Dopo l’escursione storica nel rock, il locale di Bacino Orseolo propone dosi massicce di musica dal vivo, instaurando nuovi funambolici connubi tra il jazz tradizionale e innovazioni stilistiche, con jam sessions ogni sera a partire dalle 23. L’immenso Adam Holzman è la punta di diamante di un carnet fatto partire il 24 luglio dal foyer del Teatro Goldoni, con il concerto del Michele Polga 4tet.

 

Chi raggiungerà Venezia in treno il prossimo 23 luglio si imbatterà in «Venezia Jazz Festival» appena scese le scale della stazione, con il concerto degli Wonderbrass alle 18: il repertorio del quintetto è dixieland e ragtime allo stato puro, riproposto grazie all'utilizzo di strumenti originali dell'epoca. La mente vola a New Orleans e Chicago, respirando a pieni polmoni le atmosfere, i suoni dei locali e delle strade caratteristici degli anni ’30.

 

malaman.jpgCampo dell’Erbaria è anche quest’anno il regno della musica live all’ora dell’aperitivo.

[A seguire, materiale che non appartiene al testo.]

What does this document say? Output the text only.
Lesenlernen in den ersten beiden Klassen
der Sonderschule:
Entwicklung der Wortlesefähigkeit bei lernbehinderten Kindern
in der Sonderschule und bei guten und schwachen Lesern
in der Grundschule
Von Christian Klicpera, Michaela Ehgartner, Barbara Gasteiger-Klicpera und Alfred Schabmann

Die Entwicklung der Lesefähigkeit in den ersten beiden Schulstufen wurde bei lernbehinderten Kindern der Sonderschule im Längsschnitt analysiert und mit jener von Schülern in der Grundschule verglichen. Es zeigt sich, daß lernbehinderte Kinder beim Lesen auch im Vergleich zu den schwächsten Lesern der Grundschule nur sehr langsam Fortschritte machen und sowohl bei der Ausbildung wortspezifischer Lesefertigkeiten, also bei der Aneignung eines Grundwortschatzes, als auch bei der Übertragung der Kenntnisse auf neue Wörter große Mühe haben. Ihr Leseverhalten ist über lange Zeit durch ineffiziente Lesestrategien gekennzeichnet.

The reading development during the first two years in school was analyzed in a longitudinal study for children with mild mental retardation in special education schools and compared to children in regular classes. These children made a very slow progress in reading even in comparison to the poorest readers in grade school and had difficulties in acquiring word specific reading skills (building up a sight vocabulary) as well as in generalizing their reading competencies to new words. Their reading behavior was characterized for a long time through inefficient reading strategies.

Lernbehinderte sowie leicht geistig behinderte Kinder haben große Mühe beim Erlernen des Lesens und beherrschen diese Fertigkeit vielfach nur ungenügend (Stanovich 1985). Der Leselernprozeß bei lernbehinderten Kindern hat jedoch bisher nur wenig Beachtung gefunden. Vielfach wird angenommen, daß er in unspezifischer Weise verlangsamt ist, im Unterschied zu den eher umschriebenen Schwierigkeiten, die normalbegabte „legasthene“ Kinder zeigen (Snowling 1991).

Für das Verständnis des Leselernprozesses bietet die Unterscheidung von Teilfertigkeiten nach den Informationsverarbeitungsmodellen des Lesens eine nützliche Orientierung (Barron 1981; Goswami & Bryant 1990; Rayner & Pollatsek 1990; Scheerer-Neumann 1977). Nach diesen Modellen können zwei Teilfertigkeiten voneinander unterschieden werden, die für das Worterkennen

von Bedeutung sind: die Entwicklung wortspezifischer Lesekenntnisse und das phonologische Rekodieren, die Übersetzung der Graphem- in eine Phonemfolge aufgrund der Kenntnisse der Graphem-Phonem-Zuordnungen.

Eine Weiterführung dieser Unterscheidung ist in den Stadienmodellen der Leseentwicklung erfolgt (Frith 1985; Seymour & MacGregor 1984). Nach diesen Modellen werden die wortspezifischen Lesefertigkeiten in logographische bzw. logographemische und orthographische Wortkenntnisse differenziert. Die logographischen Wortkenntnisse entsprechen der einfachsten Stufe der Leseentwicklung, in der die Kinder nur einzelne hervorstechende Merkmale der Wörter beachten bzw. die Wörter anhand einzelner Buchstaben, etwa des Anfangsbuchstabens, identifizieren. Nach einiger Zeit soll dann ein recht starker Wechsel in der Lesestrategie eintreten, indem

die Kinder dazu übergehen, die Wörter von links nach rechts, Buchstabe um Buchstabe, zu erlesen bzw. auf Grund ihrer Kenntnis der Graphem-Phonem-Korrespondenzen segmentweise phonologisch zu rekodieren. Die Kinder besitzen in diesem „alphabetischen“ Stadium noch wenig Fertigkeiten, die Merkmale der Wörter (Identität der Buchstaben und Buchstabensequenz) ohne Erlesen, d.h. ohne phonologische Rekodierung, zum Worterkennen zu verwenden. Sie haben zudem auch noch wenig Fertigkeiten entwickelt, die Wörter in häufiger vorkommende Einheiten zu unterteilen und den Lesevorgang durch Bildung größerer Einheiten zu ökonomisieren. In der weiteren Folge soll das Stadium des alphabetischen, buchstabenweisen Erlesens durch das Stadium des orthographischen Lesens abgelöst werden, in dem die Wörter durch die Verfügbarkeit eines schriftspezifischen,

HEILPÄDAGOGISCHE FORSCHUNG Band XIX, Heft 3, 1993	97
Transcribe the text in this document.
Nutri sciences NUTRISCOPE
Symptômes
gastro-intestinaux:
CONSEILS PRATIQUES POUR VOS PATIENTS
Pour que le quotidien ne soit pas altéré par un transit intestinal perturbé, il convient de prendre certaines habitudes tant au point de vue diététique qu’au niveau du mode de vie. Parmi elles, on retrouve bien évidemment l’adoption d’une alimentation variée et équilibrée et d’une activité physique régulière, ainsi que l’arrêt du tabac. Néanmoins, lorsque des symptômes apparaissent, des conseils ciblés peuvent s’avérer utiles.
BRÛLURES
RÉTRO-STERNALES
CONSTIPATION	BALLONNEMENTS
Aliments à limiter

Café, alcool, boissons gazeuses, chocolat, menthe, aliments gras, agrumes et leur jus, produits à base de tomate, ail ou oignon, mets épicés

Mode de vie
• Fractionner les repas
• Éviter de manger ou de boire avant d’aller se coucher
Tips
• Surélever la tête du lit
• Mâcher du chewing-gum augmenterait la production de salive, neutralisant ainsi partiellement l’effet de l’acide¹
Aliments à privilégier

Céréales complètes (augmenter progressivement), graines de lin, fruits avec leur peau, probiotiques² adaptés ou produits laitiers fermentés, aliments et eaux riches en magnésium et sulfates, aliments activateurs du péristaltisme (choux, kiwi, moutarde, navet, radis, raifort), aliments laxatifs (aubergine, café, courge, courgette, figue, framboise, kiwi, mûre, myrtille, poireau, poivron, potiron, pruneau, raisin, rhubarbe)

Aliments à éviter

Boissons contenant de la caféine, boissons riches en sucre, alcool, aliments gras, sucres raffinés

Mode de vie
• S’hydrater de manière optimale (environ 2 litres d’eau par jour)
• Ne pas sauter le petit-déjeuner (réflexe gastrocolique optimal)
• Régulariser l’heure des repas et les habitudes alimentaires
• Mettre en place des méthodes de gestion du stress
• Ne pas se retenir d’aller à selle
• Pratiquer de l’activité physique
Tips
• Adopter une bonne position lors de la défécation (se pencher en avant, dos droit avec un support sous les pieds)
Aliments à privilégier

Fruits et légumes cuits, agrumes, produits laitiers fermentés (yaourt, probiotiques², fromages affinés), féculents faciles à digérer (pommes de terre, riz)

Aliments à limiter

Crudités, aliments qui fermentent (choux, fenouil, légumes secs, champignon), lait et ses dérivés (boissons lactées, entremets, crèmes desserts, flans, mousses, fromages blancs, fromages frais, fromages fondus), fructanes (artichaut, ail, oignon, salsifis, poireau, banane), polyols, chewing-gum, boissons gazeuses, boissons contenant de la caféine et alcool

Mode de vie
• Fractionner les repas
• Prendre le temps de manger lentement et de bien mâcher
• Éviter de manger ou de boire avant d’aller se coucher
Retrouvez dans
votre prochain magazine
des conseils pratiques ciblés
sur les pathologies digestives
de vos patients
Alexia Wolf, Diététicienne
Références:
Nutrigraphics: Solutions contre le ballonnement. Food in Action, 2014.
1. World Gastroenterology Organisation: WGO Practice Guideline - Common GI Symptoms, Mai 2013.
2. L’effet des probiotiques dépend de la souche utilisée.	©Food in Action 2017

Da lunedì 25 a sabato 30 luglio a Rialto arriva il meglio del jazz nazionale e internazionale per due ore di concerto al giorno. Lo straripante Holzman, il quartetto del trombettista americano Scott Steen con il suo revival dello swing, il nuovo progetto del sassofonista Ettore Martin, il groove del chitarrista Federico Malaman e tanti altri portano nel cuore pulsante di Venezia la raffinatezza sonora di virtuosismi lasciati liberi di riempire spazi e orecchie, in un abbraccio tra arte e musica destinato a restare impresso nella mente degli ascoltatori, sempre numerosissimi.

 

Dal 27 luglio al 31 luglio il ristorante dell’Hotel Londra Palace, quel Do Leoni vero e proprio tempio della cucina veneziana, si unirà alle sopracitate locations della manifestazione musicale. Stefano Ottogalli e Piergiorgio Caverzan portano proprio qui il loro duo, insieme all’incalzante gipsy jazz dell’Hot Bow Trio.